Formatted question description: https://leetcode.ca/all/547.html

# 547. Friend Circles (Medium)

There are N students in a class. Some of them are friends, while some are not. Their friendship is transitive in nature. For example, if A is a direct friend of B, and B is a direct friend of C, then A is an indirect friend of C. And we defined a friend circle is a group of students who are direct or indirect friends.

Given a N*N matrix M representing the friend relationship between students in the class. If M[i][j] = 1, then the ith and jth students are direct friends with each other, otherwise not. And you have to output the total number of friend circles among all the students.

Example 1:

Input:
[[1,1,0],
[1,1,0],
[0,0,1]]
Output: 2
Explanation:The 0th and 1st students are direct friends, so they are in a friend circle. The 2nd student himself is in a friend circle. So return 2.


Example 2:

Input:
[[1,1,0],
[1,1,1],
[0,1,1]]
Output: 1
Explanation:The 0th and 1st students are direct friends, the 1st and 2nd students are direct friends, so the 0th and 2nd students are indirect friends.
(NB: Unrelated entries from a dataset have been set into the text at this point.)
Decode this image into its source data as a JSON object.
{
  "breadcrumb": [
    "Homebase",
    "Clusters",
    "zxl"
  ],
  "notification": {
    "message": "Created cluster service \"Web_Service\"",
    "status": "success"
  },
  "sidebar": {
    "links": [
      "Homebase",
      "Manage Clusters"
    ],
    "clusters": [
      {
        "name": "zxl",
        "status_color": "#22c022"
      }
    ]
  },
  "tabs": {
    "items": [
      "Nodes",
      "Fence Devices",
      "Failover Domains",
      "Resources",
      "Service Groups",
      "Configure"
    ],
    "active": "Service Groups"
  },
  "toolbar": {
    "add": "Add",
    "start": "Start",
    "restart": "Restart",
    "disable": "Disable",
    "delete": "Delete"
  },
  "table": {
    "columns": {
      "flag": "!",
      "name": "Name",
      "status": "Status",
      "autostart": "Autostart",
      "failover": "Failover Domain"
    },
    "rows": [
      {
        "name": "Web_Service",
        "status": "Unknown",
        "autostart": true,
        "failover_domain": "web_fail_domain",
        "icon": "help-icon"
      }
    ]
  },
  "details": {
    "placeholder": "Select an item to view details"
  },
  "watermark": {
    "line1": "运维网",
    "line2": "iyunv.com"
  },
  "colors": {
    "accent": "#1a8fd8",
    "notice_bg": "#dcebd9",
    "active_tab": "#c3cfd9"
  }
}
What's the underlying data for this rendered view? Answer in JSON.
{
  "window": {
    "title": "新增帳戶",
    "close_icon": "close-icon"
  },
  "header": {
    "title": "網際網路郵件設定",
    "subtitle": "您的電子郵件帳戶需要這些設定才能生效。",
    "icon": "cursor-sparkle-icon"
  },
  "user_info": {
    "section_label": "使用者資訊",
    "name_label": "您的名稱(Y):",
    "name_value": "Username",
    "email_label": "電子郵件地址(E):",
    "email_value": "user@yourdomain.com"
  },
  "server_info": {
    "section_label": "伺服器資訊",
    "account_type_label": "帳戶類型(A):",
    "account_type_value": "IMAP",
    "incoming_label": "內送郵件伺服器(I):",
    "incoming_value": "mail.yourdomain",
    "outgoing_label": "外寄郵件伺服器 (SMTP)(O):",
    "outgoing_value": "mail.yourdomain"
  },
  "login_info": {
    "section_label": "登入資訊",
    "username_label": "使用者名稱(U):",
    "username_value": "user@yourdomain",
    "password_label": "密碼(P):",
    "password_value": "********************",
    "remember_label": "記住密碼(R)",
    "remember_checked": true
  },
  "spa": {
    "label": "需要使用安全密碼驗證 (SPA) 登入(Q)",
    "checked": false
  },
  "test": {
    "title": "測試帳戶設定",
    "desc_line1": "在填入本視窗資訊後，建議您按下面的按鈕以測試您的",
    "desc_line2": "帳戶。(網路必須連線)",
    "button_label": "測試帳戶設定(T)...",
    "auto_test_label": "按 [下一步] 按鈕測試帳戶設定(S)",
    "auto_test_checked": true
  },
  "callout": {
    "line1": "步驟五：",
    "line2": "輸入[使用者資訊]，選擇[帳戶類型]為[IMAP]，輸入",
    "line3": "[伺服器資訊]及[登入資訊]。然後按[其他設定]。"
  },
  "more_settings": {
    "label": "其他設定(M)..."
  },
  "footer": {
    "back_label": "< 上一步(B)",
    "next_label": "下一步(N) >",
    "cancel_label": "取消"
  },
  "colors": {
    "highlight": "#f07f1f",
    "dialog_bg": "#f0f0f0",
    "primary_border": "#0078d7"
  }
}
All of them are in the same friend circle, so return 1.


Note:

1. N is in range [1,200].
2. M[i][i] = 1 for all students.
3. If M[i][j] = 1, then M[j][i] = 1.

Companies:
Two Sigma, LinkedIn, Bloomberg, Microsoft

Related Topics:
Depth-first Search, Union Find

Similar Questions:

## Solution 1. Union Find

// OJ: https://leetcode.com/problems/friend-circles/

// Time: O(N^2 * a(N)), where a is the inverse function of Ackermann function. O(a(N)) is faster than O(log(N)).
// Space: O(N)
class UnionFind {
private:
vector<int> rank;
vector<int> id;
int count;
int find (int i) {
if (id[i] == i) return i;
return id[i] = find(id[i]);
}
public:
UnionFind(int n) : rank(n, 0), id(n), count(n) {
for (int i = 0; i < n; ++i) id[i] = i;
}
void connect(int i, int j) {
int p = find(i), q = find(j);
if (p == q) return;
if (rank[p] > rank[q]) id[p] = q;
else {
id[q] = p;
if (rank[p] == rank[q]) rank[p]++;
}
--count;
}
int getCount() { return count; }
};
class Solution {
public:
int findCircleNum(vector<vector<int>>& M) {
int N = M.size();
UnionFind uf(N);
for (int i = 0; i < N; ++i)
for (int j = i + 1; j < N; ++j)
if (M[i][j]) uf.connect(i, j);
return uf.getCount();
}
};


## Solution 2. DFS

// OJ: https://leetcode.com/problems/friend-circles

// Time: O(N^2)
// Space: O(N)
class Solution {
private:
void dfs(vector<vector<int>>& M, int i, vector<bool> &visited) {
visited[i] = true;
for (int j = i + 1; j < M.size(); ++j) {
if (!M[i][j] || visited[j]) continue;
dfs(M, j, visited);
}
}
public:
int findCircleNum(vector<vector<int>>& M) {
vector<bool> visited(M.size(), false);
int cnt = 0;
for (int i = 0; i < M.size(); ++i) {
if (visited[i]) continue;
dfs(M, i, visited);
++cnt;
}
return cnt;
}
};


Java

class Solution {
public int findCircleNum(int[][] M) {
Map<Integer, Set<Integer>> friendsMap = new HashMap<Integer, Set<Integer>>();
int studentsCount = M.length;
for (int i = 0; i < studentsCount; i++) {
Set<Integer> set = new HashSet<Integer>();
friendsMap.put(i, set);
}
for (int i = 0; i < studentsCount; i++) {
for (int j = i + 1; j < studentsCount; j++) {
if (M[i][j] == 1) {
Set<Integer> set1 = friendsMap.getOrDefault(i, new HashSet<Integer>());
Set<Integer> set2 = friendsMap.getOrDefault(j, new HashSet<Integer>());
Set<Integer> unionSet = new HashSet<Integer>(set1);
for (int student : unionSet)
friendsMap.put(student, unionSet);
}
}
}
int circles = 0;
Set<Integer> totalSet = new HashSet<Integer>();
for (int i = 0; i < studentsCount; i++) {
if (!totalSet.contains(i)) {
Set<Integer> set = friendsMap.getOrDefault(i, new HashSet<Integer>());